The miscarriage, this thing happens and it is a problem that many women have to suffer. Your partner will most probably feel the same. All I can suggest is give yourself time and and grieve for both of your loses, Life is never easy and it may be a good idea to talk to your GP and seek advice.

All of above is so very normal and you really need to move on and try and put your actions in perspective. When we lose someone it can generally take upwards of two years and we will still feel the lose many years later.

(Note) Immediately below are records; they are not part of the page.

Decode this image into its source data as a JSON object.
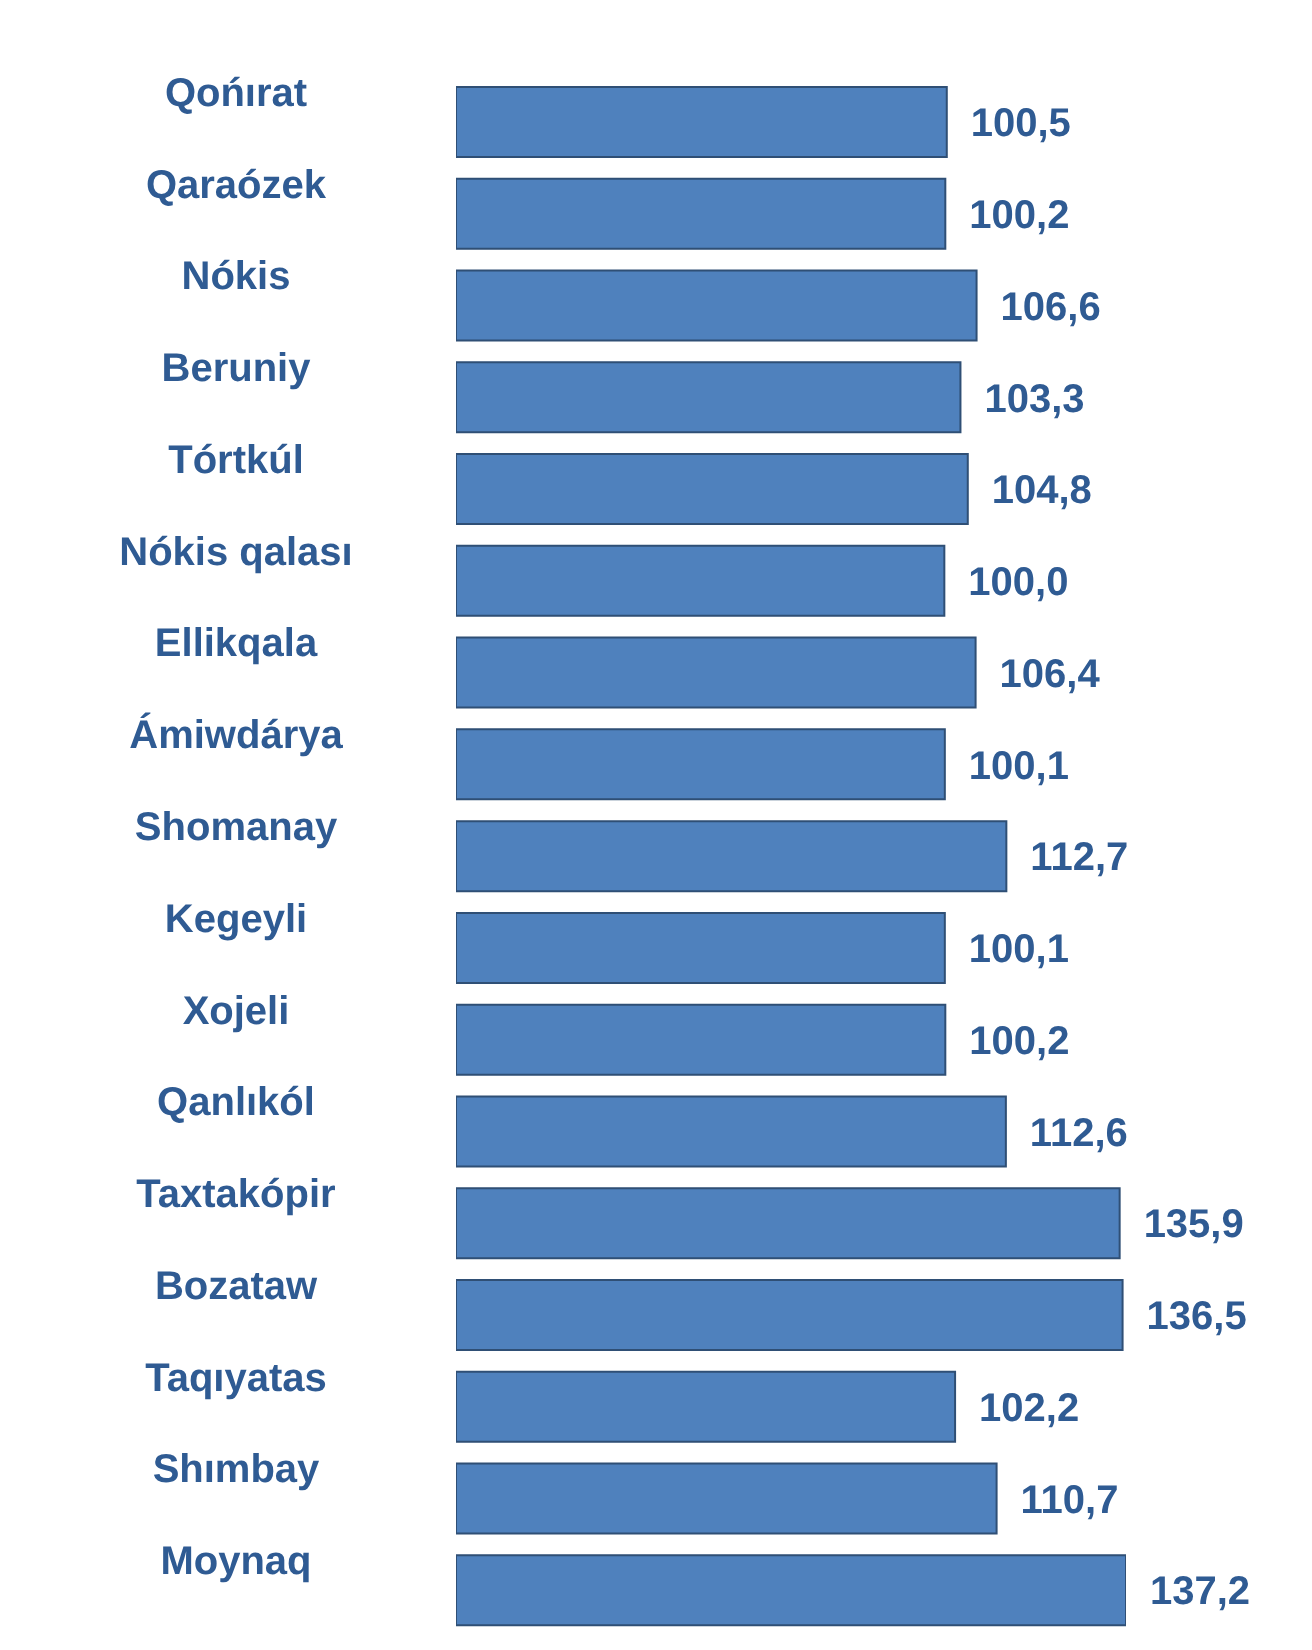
{
  "chart_data": {
    "type": "bar",
    "orientation": "horizontal",
    "categories": [
      "Qońırat",
      "Qaraózek",
      "Nókis",
      "Beruniy",
      "Tórtkúl",
      "Nókis qalası",
      "Ellikqala",
      "Ámiwdárya",
      "Shomanay",
      "Kegeyli",
      "Xojeli",
      "Qanlıkól",
      "Taxtakópir",
      "Bozataw",
      "Taqıyatas",
      "Shımbay",
      "Moynaq"
    ],
    "values": [
      100.5,
      100.2,
      106.6,
      103.3,
      104.8,
      100.0,
      106.4,
      100.1,
      112.7,
      100.1,
      100.2,
      112.6,
      135.9,
      136.5,
      102.2,
      110.7,
      137.2
    ],
    "value_labels": [
      "100,5",
      "100,2",
      "106,6",
      "103,3",
      "104,8",
      "100,0",
      "106,4",
      "100,1",
      "112,7",
      "100,1",
      "100,2",
      "112,6",
      "135,9",
      "136,5",
      "102,2",
      "110,7",
      "137,2"
    ],
    "color": "#4f81bd",
    "grid": false,
    "legend": false
  }
}
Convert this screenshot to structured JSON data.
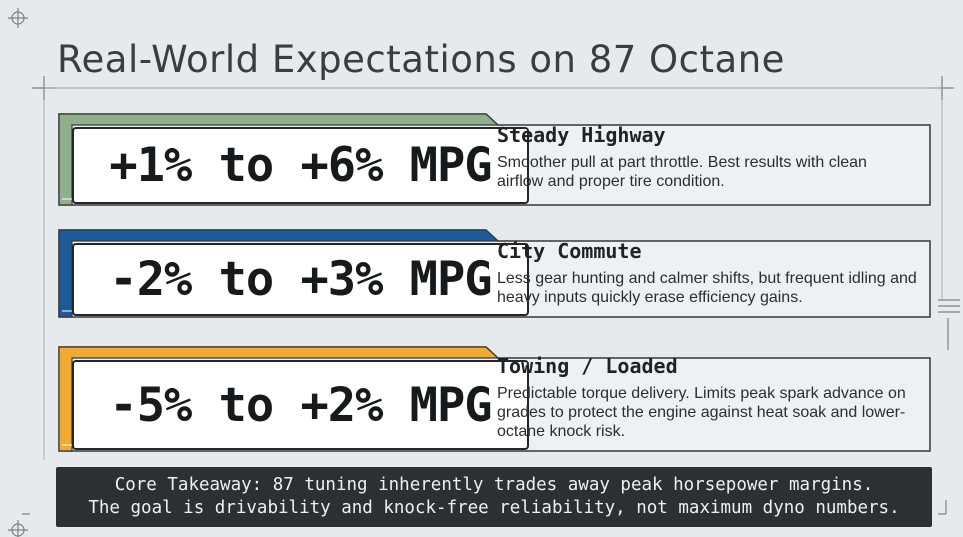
{
  "title": "Real-World Expectations on 87 Octane",
  "cards": [
    {
      "stat": "+1% to +6% MPG",
      "heading": "Steady Highway",
      "body": "Smoother pull at part throttle. Best results with clean airflow and proper tire condition.",
      "accent": "#8fb08a"
    },
    {
      "stat": "-2% to +3% MPG",
      "heading": "City Commute",
      "body": "Less gear hunting and calmer shifts, but frequent idling and heavy inputs quickly erase efficiency gains.",
      "accent": "#1f5a98"
    },
    {
      "stat": "-5% to +2% MPG",
      "heading": "Towing / Loaded",
      "body": "Predictable torque delivery. Limits peak spark advance on grades to protect the engine against heat soak and lower-octane knock risk.",
      "accent": "#f1ab35"
    }
  ],
  "takeaway": {
    "line1": "Core Takeaway: 87 tuning inherently trades away peak horsepower margins.",
    "line2": "The goal is drivability and knock-free reliability, not maximum dyno numbers."
  },
  "icons": [
    "crosshair-icon"
  ]
}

We never had children because of my chronic condition and it does no good in my case to dwell what could be, I need to look at my life and say to myself what will be and be positive in my outlook as now I am becoming a pensioner and there is nothing I could do about it. Now I make my life to get through to old age and the final curtain.

Try and let go, give yourself time and not to rush into a new pregnancy.

If you need support you know where we are.

On Healthunlocked there may be sites that cover this and if that is not the case there will be other sites that may help as well.

Keep a hold

BOB

warren218 profile image
warren218

Hi Jamie, yes you are entitled to grieve. If you weren't ready to have a kid at that time and still don't see yourself as a parent then it wouldn't make a lot of sense to have had it. Look at it this way, no child has the choice of coming into this world and if you don't think you could give it the love and support needed then it wouldn't be good for him or her. I've been through it a couple of times - one I feel no grief for as it was a bad relationship with an unstable person and it really wouldn't have been good. The other was 3 years ago and yes I do grieve for and feel sadness but I know I was not myself or at my best at the time for various reasons. You have to think about the child and whether it is fair to them.

Jamielyn48 profile image
Jamielyn48

I know that it would of been a huge mistake to have the baby. I don't ever see myself being a mum. It's just not something I want for my life.

It was 4 years ago to the day that I was in the hospital and even though I know it was the right thing to do I still feel guilty. I nearly died twice after because I hemoraged and I've always thought that was my punishment. There's families who desperately want children that can't have and I just had an abortion because being a parent wasn't for me. I cried when I took the pill to start the abortion and I cried when I was in the hospital because I felt guilty like these families should hate me and I wouldn't blame them😔

Thank you everyone for your kind words. Xx

warren218 profile image
warren218 in reply toJamielyn48

Try your best not to compare your wants to others. Yes there are some who can't conceive but their desires aren't yours. Hope you can start to feel better in time.